Один из них — тот, который плясал танец победителей с мертвой птичкой в лапах, — не обращал на меня ни малейшего внимания и даже подчеркивал, что я для него не существую. Он нарочно ложился на пороге, когда видел, что я иду из комнаты, шагал через меня, если ему так было удобнее пробраться в угол дивана. Когда я писала, он садился прямо на бумагу, причем, для пущего презрения, спиной ко мне. Сдвинуть его, тяжелого и толстого, было трудно, и я писала письма вокруг его хвоста.
Иногда неслышным диким прыжком он отделялся от пола и взлетал под самый потолок на кафельную печку и там, подняв хвост дугой, вертелся, как тигр на скале.
Но главное его занятие, наиболее выражающее презрение ко мне, заключалось именно в том, чтобы не давать мне проходу. Здесь он даже шел на известный риск, потому что сплошь и рядом впотьмах я наступала ему на лапу, и он с визгом бежал на меня жаловаться хозяйке. Но системы своей он не бросал. Может быть, надеялся, что, в конце концов, удастся свалить меня на пол?
Второй кот, Николай, он же Яков, — вел себя иначе. Этот садился передо мной на стол и глазел на меня, как говорится, во все глаза. Глаза у него были огромные, бледно-голубые, с большими черными зрачками. Смотрели они неподвижно, не мигая, были почти белые, и оттого казалось, что смотрит кот в ужасе.
Так смотрел он на меня полчаса, час. И ничего ему не делалось. Спешить, очевидно, было некуда. Сидит и смотрит.
Короче говоря, этот кот Николай (он же Яков) как-то дотронулся до колен рассказчицы, а потом снисходительно потрепал по подбородку, «как какой-нибудь старый жуир понравившуюся ему горничную», и она его решительно прогнала. И кот удрал. Его искали три дня, дали знать в полицию — кот исчез. Хозяйка была в отчаянии. А на четвертый день он вернулся…
Рассказ заканчивается словами: «Так кончился наш роман. Вечером я уехала».
И таких «кошачьих» рассказов у Тэффи немало: например, «Кошка господина Фуртенау». Там есть такая сцена:
Как-то раз он пожаловался ей, что надоело ему слушать беседы старика-соседа с кошкой. А Маришка жалобно улыбнулась и сказала:
— А мне жаль его! Ведь никого у него, кроме этой кошки, в целом свете нет. Придет домой старенький, усталенький, покличет свою кошечку, а она ответит «мау», подойдет к нему, живая, тепленькая. Он погладит ее, и она приластится. Вот так любят они друг друга, и любовь их хранит.
— От чего хранит?
— Не знаю. От страха… Не знаю.
А вот Тэффи знала. Только не могла все это выразить. Словно кошка. Прекрасно выражала пошлость повседневности, а это — не могла. Как-то не слишком убедительно у нее выходило.

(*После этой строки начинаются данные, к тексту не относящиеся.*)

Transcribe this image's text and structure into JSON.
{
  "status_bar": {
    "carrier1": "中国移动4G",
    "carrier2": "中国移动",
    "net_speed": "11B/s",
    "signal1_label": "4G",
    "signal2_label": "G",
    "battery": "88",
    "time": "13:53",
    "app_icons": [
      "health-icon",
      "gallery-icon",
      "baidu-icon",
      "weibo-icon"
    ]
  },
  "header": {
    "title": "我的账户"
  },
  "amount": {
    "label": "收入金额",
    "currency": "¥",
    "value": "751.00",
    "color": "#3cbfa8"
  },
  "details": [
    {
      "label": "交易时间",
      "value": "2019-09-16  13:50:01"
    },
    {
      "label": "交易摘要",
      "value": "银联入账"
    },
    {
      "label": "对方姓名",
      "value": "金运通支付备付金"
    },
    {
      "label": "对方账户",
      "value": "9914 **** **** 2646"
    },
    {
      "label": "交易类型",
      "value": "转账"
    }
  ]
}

При этом у Тэффи котами и кошками были полны и ее жизнь, и ее творчество. Например, в рассказе «Оборотни» героине, которая, мягко говоря, не являлась большой поклонницей кошек, однажды приснился необычный сон, будто она сама превращается в кошку. Мораль проста: от котоненавистничества до превращения в оборотня — один шаг.
В предисловии ко второму тому собрания сочинений Тэффи, увидевшему свет в 1897 году, написано: «В доме у писательницы всегда жили кошки. У каждой из них был свой характер, описываемый Тэффи с необычайной любовью и проникновением в душу животного».